The Jack Mormon?

by Zoë Pollock

Jacob Weisberg's recent Huntsman profile examines his religion, among other things:

People tend to see Mormonism as a binary, you-are-or-you-aren’t question, but Jon Huntsman is something more like a Reform Jew, who honors the spirit rather than the letter of his faith. He describes his family on his father’s side as “saloon keepers and rabble rousers,” and his mother’s side as “ministers and proselytizers.” The Huntsman side ran a hotel in Fillmore, Utah’s first capital, where they arrived with the wagon trains in the 1850s. They were mostly what Utahans call “Jack Mormons”—people with positive feelings about the Latter-Day Saints church who don’t follow all of its strictures. “We blend a couple of different cultures in this family,” he says. You’d never hear a phrase like that from Romney, who has raised his sons as Mormons and sent them on missions. Nor would you see Tagg, Matt, Josh, Ben, or Craig Romney in a hotel bar, sipping a glass of wine, as you might see one of Huntsman’s adult children.
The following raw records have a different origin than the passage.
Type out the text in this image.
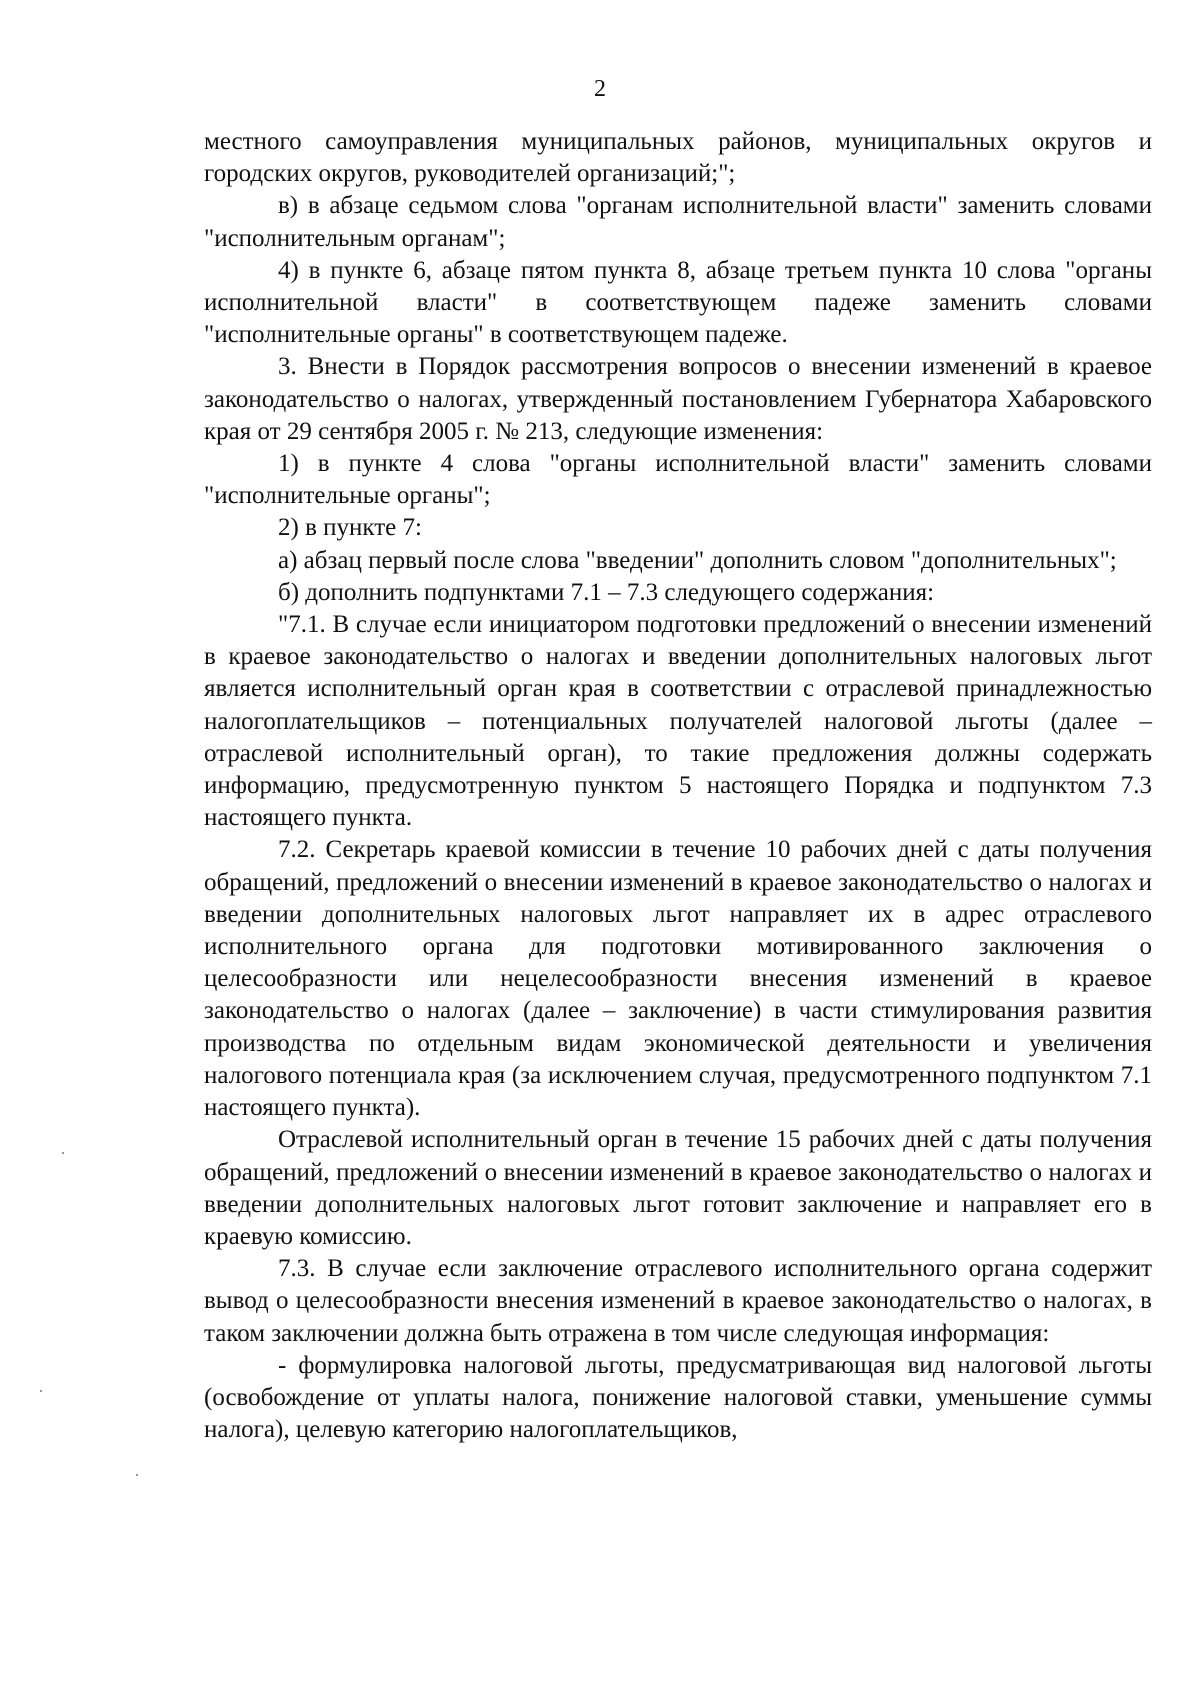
2

местного самоуправления муниципальных районов, муниципальных округов и городских округов, руководителей организаций;";

в) в абзаце седьмом слова "органам исполнительной власти" заменить словами "исполнительным органам";

4) в пункте 6, абзаце пятом пункта 8, абзаце третьем пункта 10 слова "органы исполнительной власти" в соответствующем падеже заменить словами "исполнительные органы" в соответствующем падеже.

3. Внести в Порядок рассмотрения вопросов о внесении изменений в краевое законодательство о налогах, утвержденный постановлением Губернатора Хабаровского края от 29 сентября 2005 г. № 213, следующие изменения:

1) в пункте 4 слова "органы исполнительной власти" заменить словами "исполнительные органы";

2) в пункте 7:

а) абзац первый после слова "введении" дополнить словом "дополнительных";

б) дополнить подпунктами 7.1 – 7.3 следующего содержания:

"7.1. В случае если инициатором подготовки предложений о внесении изменений в краевое законодательство о налогах и введении дополнительных налоговых льгот является исполнительный орган края в соответствии с отраслевой принадлежностью налогоплательщиков – потенциальных получателей налоговой льготы (далее – отраслевой исполнительный орган), то такие предложения должны содержать информацию, предусмотренную пунктом 5 настоящего Порядка и подпунктом 7.3 настоящего пункта.

7.2. Секретарь краевой комиссии в течение 10 рабочих дней с даты получения обращений, предложений о внесении изменений в краевое законодательство о налогах и введении дополнительных налоговых льгот направляет их в адрес отраслевого исполнительного органа для подготовки мотивированного заключения о целесообразности или нецелесообразности внесения изменений в краевое законодательство о налогах (далее – заключение) в части стимулирования развития производства по отдельным видам экономической деятельности и увеличения налогового потенциала края (за исключением случая, предусмотренного подпунктом 7.1 настоящего пункта).

Отраслевой исполнительный орган в течение 15 рабочих дней с даты получения обращений, предложений о внесении изменений в краевое законодательство о налогах и введении дополнительных налоговых льгот готовит заключение и направляет его в краевую комиссию.

7.3. В случае если заключение отраслевого исполнительного органа содержит вывод о целесообразности внесения изменений в краевое законодательство о налогах, в таком заключении должна быть отражена в том числе следующая информация:

- формулировка налоговой льготы, предусматривающая вид налоговой льготы (освобождение от уплаты налога, понижение налоговой ставки, уменьшение суммы налога), целевую категорию налогоплательщиков,
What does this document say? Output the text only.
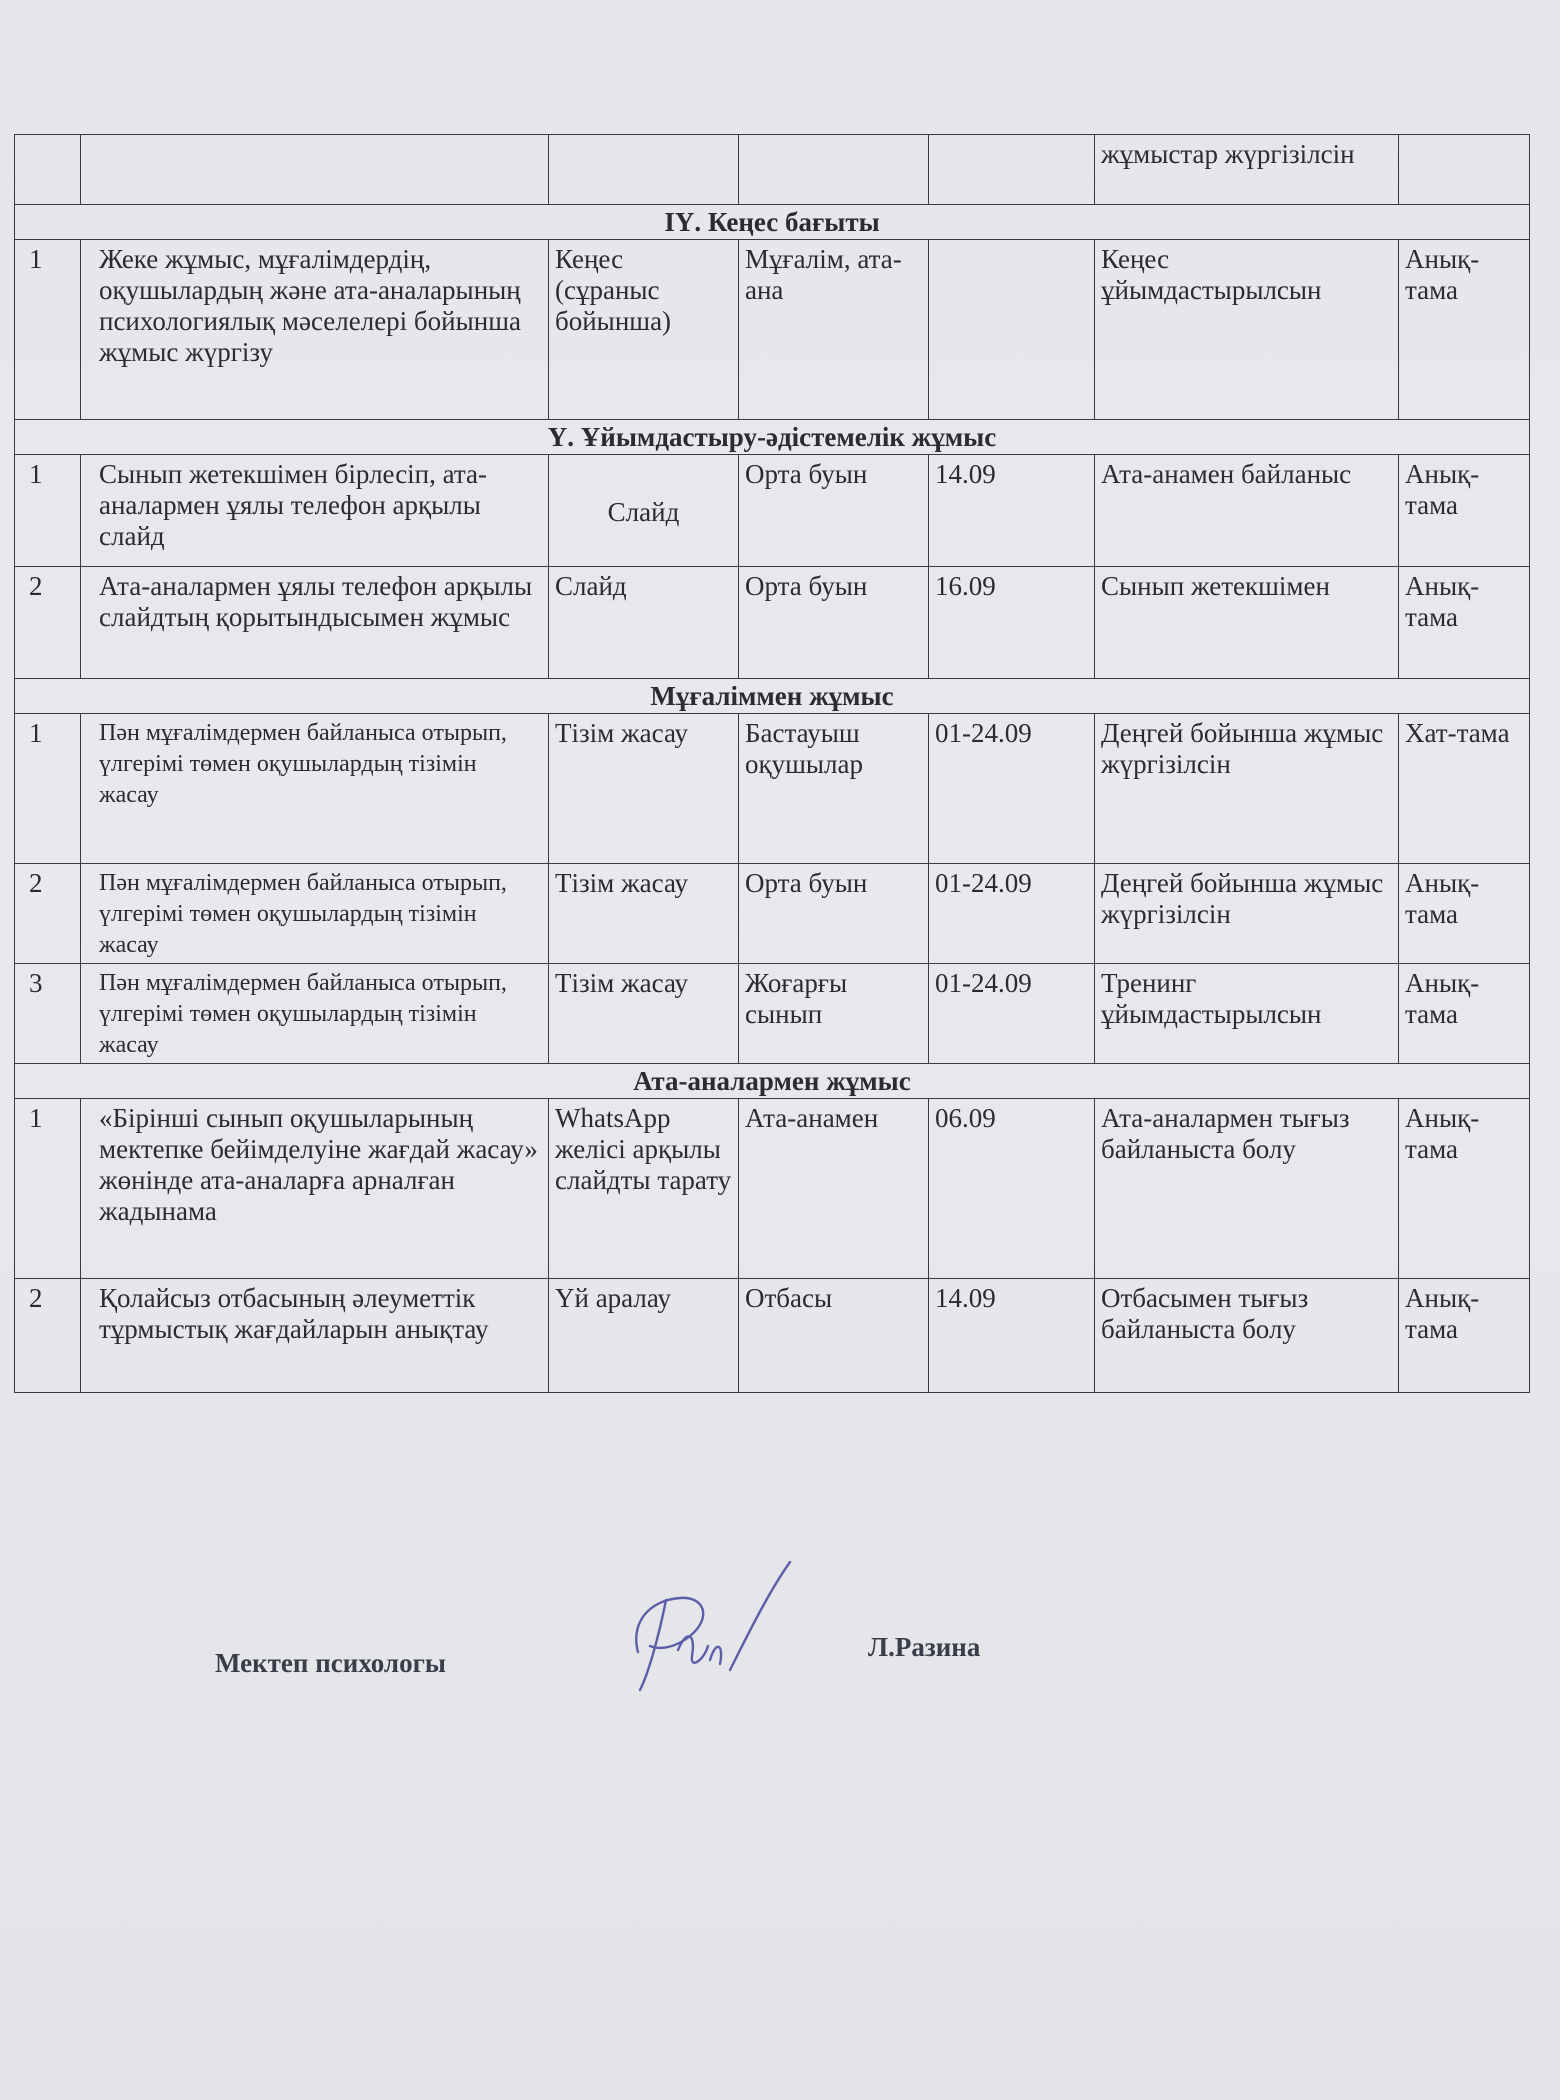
					жұмыстар жүргізілсін	
ІҮ. Кеңес бағыты						
1	Жеке жұмыс, мұғалімдердің, оқушылардың және ата-аналарының психологиялық мәселелері бойынша жұмыс жүргізу	Кеңес (сұраныс бойынша)	Мұғалім, ата-ана		Кеңес ұйымдастырылсын	Анық-тама
Ү. Ұйымдастыру-әдістемелік жұмыс						
1	Сынып жетекшімен бірлесіп, ата-аналармен ұялы телефон арқылы слайд	Слайд	Орта буын	14.09	Ата-анамен байланыс	Анық-тама
2	Ата-аналармен ұялы телефон арқылы слайдтың қорытындысымен жұмыс	Слайд	Орта буын	16.09	Сынып жетекшімен	Анық-тама
Мұғаліммен жұмыс						
1	Пән мұғалімдермен байланыса отырып, үлгерімі төмен оқушылардың тізімін жасау	Тізім жасау	Бастауыш оқушылар	01-24.09	Деңгей бойынша жұмыс жүргізілсін	Хат-тама
2	Пән мұғалімдермен байланыса отырып, үлгерімі төмен оқушылардың тізімін жасау	Тізім жасау	Орта буын	01-24.09	Деңгей бойынша жұмыс жүргізілсін	Анық-тама
3	Пән мұғалімдермен байланыса отырып, үлгерімі төмен оқушылардың тізімін жасау	Тізім жасау	Жоғарғы сынып	01-24.09	Тренинг ұйымдастырылсын	Анық-тама
Ата-аналармен жұмыс						
1	«Бірінші сынып оқушыларының мектепке бейімделуіне жағдай жасау» жөнінде ата-аналарға арналған жадынама	WhatsApp желісі арқылы слайдты тарату	Ата-анамен	06.09	Ата-аналармен тығыз байланыста болу	Анық-тама
2	Қолайсыз отбасының әлеуметтік тұрмыстық жағдайларын анықтау	Үй аралау	Отбасы	14.09	Отбасымен тығыз байланыста болу	Анық-тама
Мектеп психологы
Л.Разина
A recent Boston Globe piece covered similar territory, but avoided calling him a Jack Mormon. Mark Hemingway dissects why:

It's not a pejorative term, but in some select contexts Jack Mormon is not exactly a compliment. It’s often shorthand for “Mormon who drinks alcohol.” Jack Mormon may refer to fully lapsed or inactive members more often than not, though the definition is highly fungible. Given that [Mormon blogger Joanna Brooks] seems to have a similar Mormon identity as Huntsman, I wonder if there’s not some overt attempt at rebranding going on.